Think of this as a usual class paper. Details:

  • Shoot for around 1500 words (not including references, if you have any). That’s the length of a short paper of about 5 pages.
  • Use headers and clearly mark your sections.
  • Use visualization! Display figures you had saved as external image files.
  • Your report should describe only the high-level details of your code implementation, much like you’d see in a published paper.
    • Use relative heading links to point readers to relevant sections of your rendered .md file(s). This is especially useful if you find yourself devoting too much space to implementation in the final report itself
  • What should you include in this report? Revisit the overall description of the project at the top of this page.
  • Have one paragraph at the end of your report devoted to the overall history and process of your project, warts and all. Document setbacks, false starts, and other difficulties you experienced.
    • This material should be contained to a single paragraph, and it shouldn’t set the tone for the whole report. Remember: research is always a work-in-progress. There’s a fine line between acknowledging challenges on the one hand, and undermining credibility in the eyes of readers on the other hand

Images folder and files

Your final_report.md file will need figures and graphs for illustration.

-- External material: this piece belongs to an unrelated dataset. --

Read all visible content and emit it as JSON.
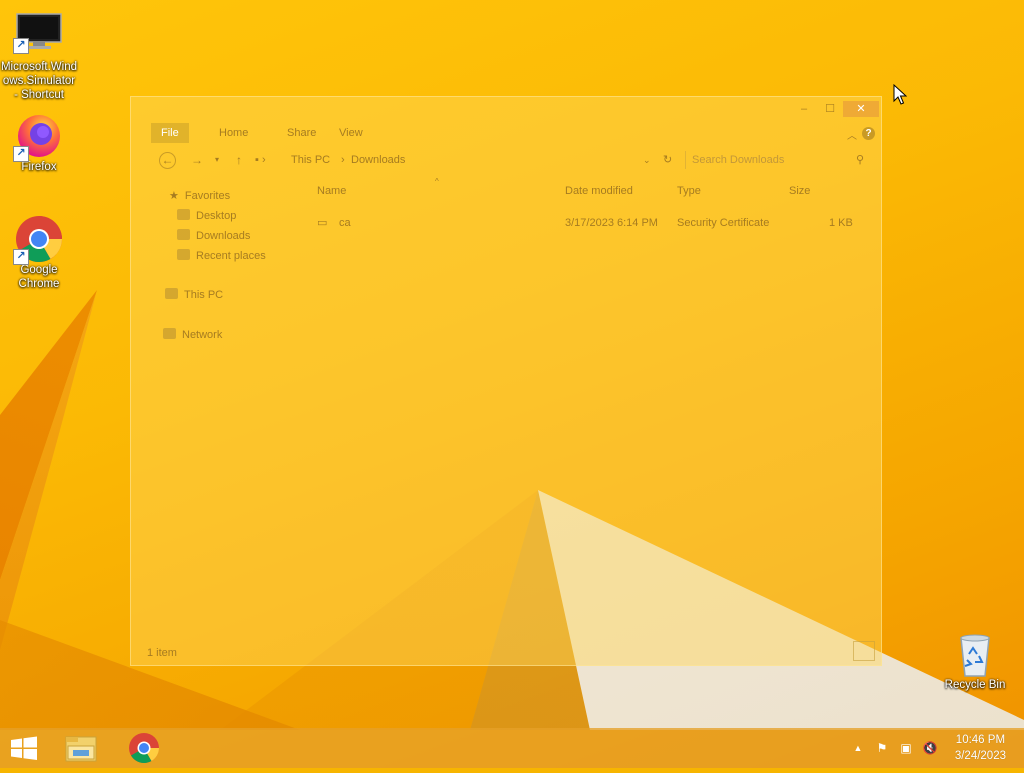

  • Have a folder, named images or something, where all image files should go.
    • When you render a Quarto document that creates plots and uses format: gfm, it automatically creates a subfolder with figures as individual files, which you can easily drop into your slides. By default, this folder is named something like <doc-title>_files/figure-commonmark. You can override this default using the fig.path knitr option as a global option in your YAML header:
      knitr:
        opts_chunk:
          fig.path: "images/"
      
    • You can then plunk these image files into your final_report.md, where they serve as figures.
  • Under no circumstances are you allowed to use screenshots of RStudio outputs!
    • If you’re not sure how to save some image from your Quarto documents to plunk into your final_report.md, please ask

Your code: Quarto

The same usual guidelines for your Quarto documents continue to apply: your code should work correctly while walking the audience through the whole process. This time around, however, your code should be in a streamlined form: you should prune your code of any unsuccessful bits and experiments that have since been abandoned. In other words, your code documents should demonstrate your project in a lean and coherent manner. Some important points:

  • Think about you-in-six-months. What will you need to know once you forget all the little details?
    • As mentioned above, if readers need to acquire the raw data elsewhere, mention this very early in your Quarto document (or your first one, if there’s multiple)
  • For many of you, breaking down your code into multiple Quarto documents will make organizational sense. For example, the first file could focus on data clean-up effort (saving the result as a .csv or .Rds), and the second one takes from there and conducts data analysis, and so forth.
  • Pay attention to your outputs:
    • Make sure they’re meaningful (they’re in a format that’s useful for understanding what’s going on, they show the appropriate columns, etc.)
    • Avoid “splashing the console” (printing super-long outputs). If you want to print more than 10 lines of a tibble, pipe it into print(n=<however many rows you want to print>)
  • Your code may produce interim outputs (e.g., your data-cleaned .csv). If you decide against sharing them, make sure to exclude them from GitHub repo via .gitignore.
  • Inspect your rendered .md file(s) to ensure that they’re formatted correctly—do outputs make sense, do links work as expected, do figures show up? etc.